NBA Draft Longshot David Holston Reaches For The Stars With The Help Of a Ladder
As the NBA draft approaches, basketball fans focus on such names as Blake Griffin, Ricky Rubio, Jame Harden, and Hasheem Thabeet.
One-tenth of one percent of those same fans are eagerly awaiting the fate of former Chicago State star David Holston.
As the point guard for Chicago State, Holston was second in Division I in scoring last season, behind Stephen Curry, with 25.9 points per game. He made 147 three-pointers, while converting 37.2 percent of his attempts.
Despite all the scoring, David Holston still had the energy to average 6.4 assists and three steals a game.
Holston proved he could be successful against all levels of competition by scoring 33 points versus Marquette, 25 points against Northern Iowa, and 22 points versus Northwestern.
He led the Cougars to their first winning season last year since becoming a Division I school back in 1987. When Collegehoops.net named him a Third Team All-American, Holston became the first Chicago State player to be selected to a D-I postseason team.
David Holston is certainly no one-year wonder; for the 2007-08 season, he led Division I in three-pointers made per game with 4.6, and ranked tenth in the nation in scoring.
In the 2006-07 season, Holston scored 43 points versus Saint Bonaventure and averaged 15.6 points per game. As a redshirt freshman, David Holston scored in double figures in 21 of 30 games played.
Despite all the success that Holston has obtained, he's facing several ostacles standing in his path of making the NBA.
First of all, Chicago State is not recognized as a basketball factory. Before this past season's success, Chicago State basketball was best known for having East Lansing police break up a heated argument between player Cam-Ron Clay and coach Kevin Jones in 2006.
Chicago State's most famous alumnus is not even an athlete. It is Kanye West, and he dropped out.
Secondly, David Holston is not one of the tallest basketball players around; actually, he is one of the shortest. Holston says he is 5'8", but several internet draft sites are listing him one inch shorter.
In the last ten NBA drafts, only five players under six feet tall have been drafted—Nate Robinson and D.J. Augustin head the list that includes Speedy Claxton, Khalid-El Amin, and Scoonie Penn.
Despite the limitations, David Holston enters the NBA with an impressive skill set. In addition to his scoring ability, Holston possesses a wicked crossover, and can dribble well with either hand.
Unlike many players his size, Holston can jump and create his own shot. Chicago State never set many high screens for him because Holston didn't need them.
Basketball fans who have seen him love his signature move. Holston pretends to lose the handle on the ball, and when the defender lunges forward, he quickly regains control and either dribbles past or shoots over him.

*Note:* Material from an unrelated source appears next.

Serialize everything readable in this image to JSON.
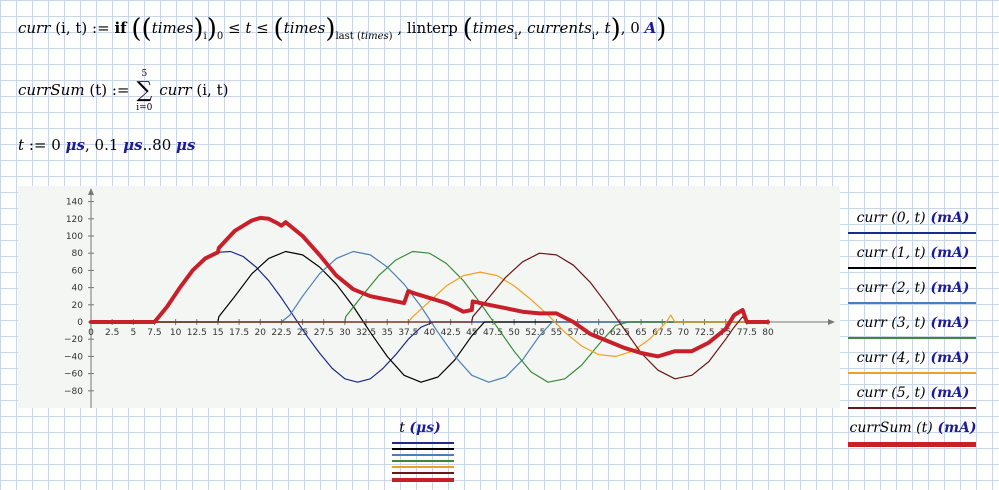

At this point, it appears that David Holston will not be drafted; however, it's not like he hasn't faced obstacles before.
When you're as short as Holston is, you are considered small no matter what level you play at—Holston started his college career at Chicago State as a walk-on.
Holston won't give up if all doesn't go well in the draft; he has worked out for the Chicago Bulls, and there's always the possibility of being picked up by a team for summer league basketball.
Playing overseas or in the states in the NBA Development League is also an option.
With today's sports world being inhabited by selfish millionaires and prima donnas, the NBA could use a player like David Holston. He's living proof that effort and hard work can overcome anything. No matter where he plays, Holston will be a instant fan favorite and a inspiration to many.
Perhaps when David Holston does play in the NBA, Kayne West will write a song about it.